Yeshiva World News, July 16, 2025
“This is about applying the same protections to Jews that are rightly afforded to other vulnerable groups. If we can’t get that right, then what does equality even mean?”
A new report released Tuesday by the Board of Deputies of British Jews paints a troubling picture of rising antisemitism across the UK’s civil society, with Jewish communities increasingly feeling isolated, unprotected, and unwelcome in mainstream public institutions.
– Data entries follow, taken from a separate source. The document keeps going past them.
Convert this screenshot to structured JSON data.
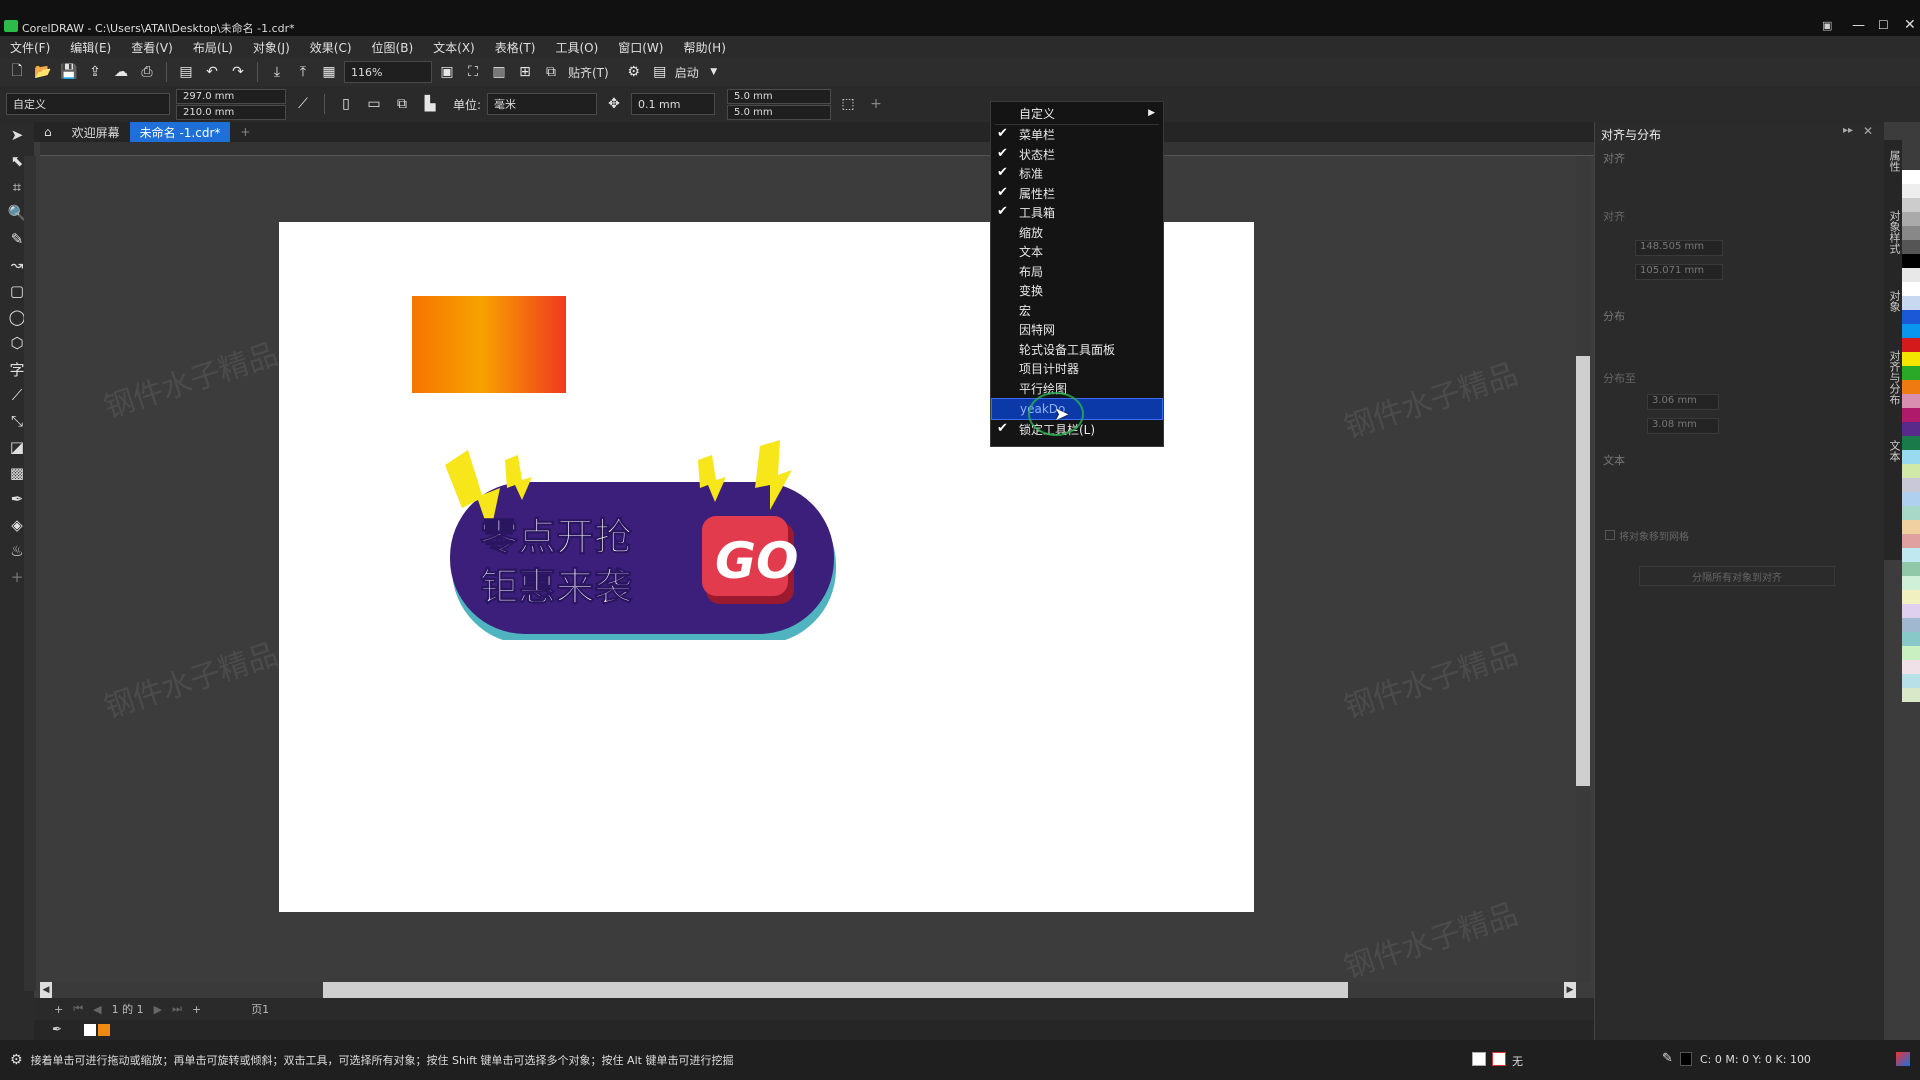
{
  "window": {
    "title": "CorelDRAW - C:\\Users\\ATAI\\Desktop\\未命名 -1.cdr*"
  },
  "menu": [
    "文件(F)",
    "编辑(E)",
    "查看(V)",
    "布局(L)",
    "对象(J)",
    "效果(C)",
    "位图(B)",
    "文本(X)",
    "表格(T)",
    "工具(O)",
    "窗口(W)",
    "帮助(H)"
  ],
  "standard_toolbar": {
    "zoom": "116%",
    "snap_label": "贴齐(T)",
    "launch_label": "启动"
  },
  "property_bar": {
    "preset": "自定义",
    "width": "297.0 mm",
    "height": "210.0 mm",
    "unit_label": "单位:",
    "unit_value": "毫米",
    "nudge": "0.1 mm",
    "dup_x": "5.0 mm",
    "dup_y": "5.0 mm"
  },
  "doc_tabs": {
    "welcome": "欢迎屏幕",
    "current": "未命名 -1.cdr*"
  },
  "context_menu": {
    "header": "自定义",
    "items": [
      {
        "label": "菜单栏",
        "checked": true
      },
      {
        "label": "状态栏",
        "checked": true
      },
      {
        "label": "标准",
        "checked": true
      },
      {
        "label": "属性栏",
        "checked": true
      },
      {
        "label": "工具箱",
        "checked": true
      },
      {
        "label": "缩放",
        "checked": false
      },
      {
        "label": "文本",
        "checked": false
      },
      {
        "label": "布局",
        "checked": false
      },
      {
        "label": "变换",
        "checked": false
      },
      {
        "label": "宏",
        "checked": false
      },
      {
        "label": "因特网",
        "checked": false
      },
      {
        "label": "轮式设备工具面板",
        "checked": false
      },
      {
        "label": "项目计时器",
        "checked": false
      },
      {
        "label": "平行绘图",
        "checked": false
      },
      {
        "label": "yeakDo",
        "checked": false,
        "highlighted": true
      },
      {
        "label": "锁定工具栏(L)",
        "checked": true
      }
    ]
  },
  "artwork": {
    "badge_line1": "零点开抢",
    "badge_line2": "钜惠来袭",
    "badge_go": "GO"
  },
  "dock": {
    "title": "对齐与分布",
    "section_align": "对齐",
    "align_sub": "对齐",
    "pos_x": "148.505 mm",
    "pos_y": "105.071 mm",
    "section_distribute": "分布",
    "distribute_sub": "分布至",
    "spacing_h": "3.06 mm",
    "spacing_v": "3.08 mm",
    "section_text": "文本",
    "checkbox_label": "将对象移到网格",
    "button_label": "分隔所有对象到对齐"
  },
  "dock_vtabs": [
    "属性",
    "对象样式",
    "对象",
    "对齐与分布",
    "文本"
  ],
  "page_nav": {
    "page_count": "1 的 1",
    "page_label": "页1"
  },
  "status": {
    "hint": "接着单击可进行拖动或缩放；再单击可旋转或倾斜；双击工具，可选择所有对象；按住 Shift 键单击可选择多个对象；按住 Alt 键单击可进行挖掘",
    "fill": "无",
    "color_values": "C: 0 M: 0 Y: 0 K: 100"
  },
  "palette_colors": [
    "#ffffff",
    "#eeeeee",
    "#cccccc",
    "#aaaaaa",
    "#888888",
    "#555555",
    "#000000",
    "#e8e8e8",
    "#ffffff",
    "#c8d8f0",
    "#1b58d8",
    "#0a96ee",
    "#d41a1a",
    "#f3e500",
    "#2aa828",
    "#f07a12",
    "#d88fb0",
    "#b01a6a",
    "#5a2a8a",
    "#1a7a4a",
    "#9adaf0",
    "#d0e8a8",
    "#c8c8d8",
    "#b0d0f0",
    "#a8d8c8",
    "#f0d0a0",
    "#e0a0a0",
    "#c0e8f0",
    "#90c8a8",
    "#d0f0d8",
    "#f0f0c0",
    "#e0d0f0",
    "#a0b8d0",
    "#88c8c8",
    "#c8f0c0",
    "#f0e0e8",
    "#b8e0e8",
    "#d8e8c8"
  ],
  "colors": {
    "accent": "#1e6fd8",
    "highlight": "#0b3aa8",
    "badge_purple": "#3b1f7a",
    "go_red": "#e23b4d",
    "bolt": "#f6e61a"
  }
}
The report, compiled by the board’s Commission on Antisemitism, warns that Jews in the UK now feel they have “nowhere to turn” outside of their own community—a development it describes as deeply corrosive to both individual well-being and national cohesion.
Based on months of testimony from Jewish professionals, students, advocacy groups, and staff networks, the report finds what it calls a “specific unaddressed issue of antisemitism” in key sectors of British society—including the National Health Service, professional associations, unions, and cultural institutions. Co-chaired by Labour’s Independent Adviser on Antisemitism, Lord John Mann, and Conservative MP Dame Penny Mordaunt, the report identifies a pattern of tolerance, rather than respect, toward Jews—an erosion of inclusion that has intensified since the Hamas-led October 7th terror attacks in Israel.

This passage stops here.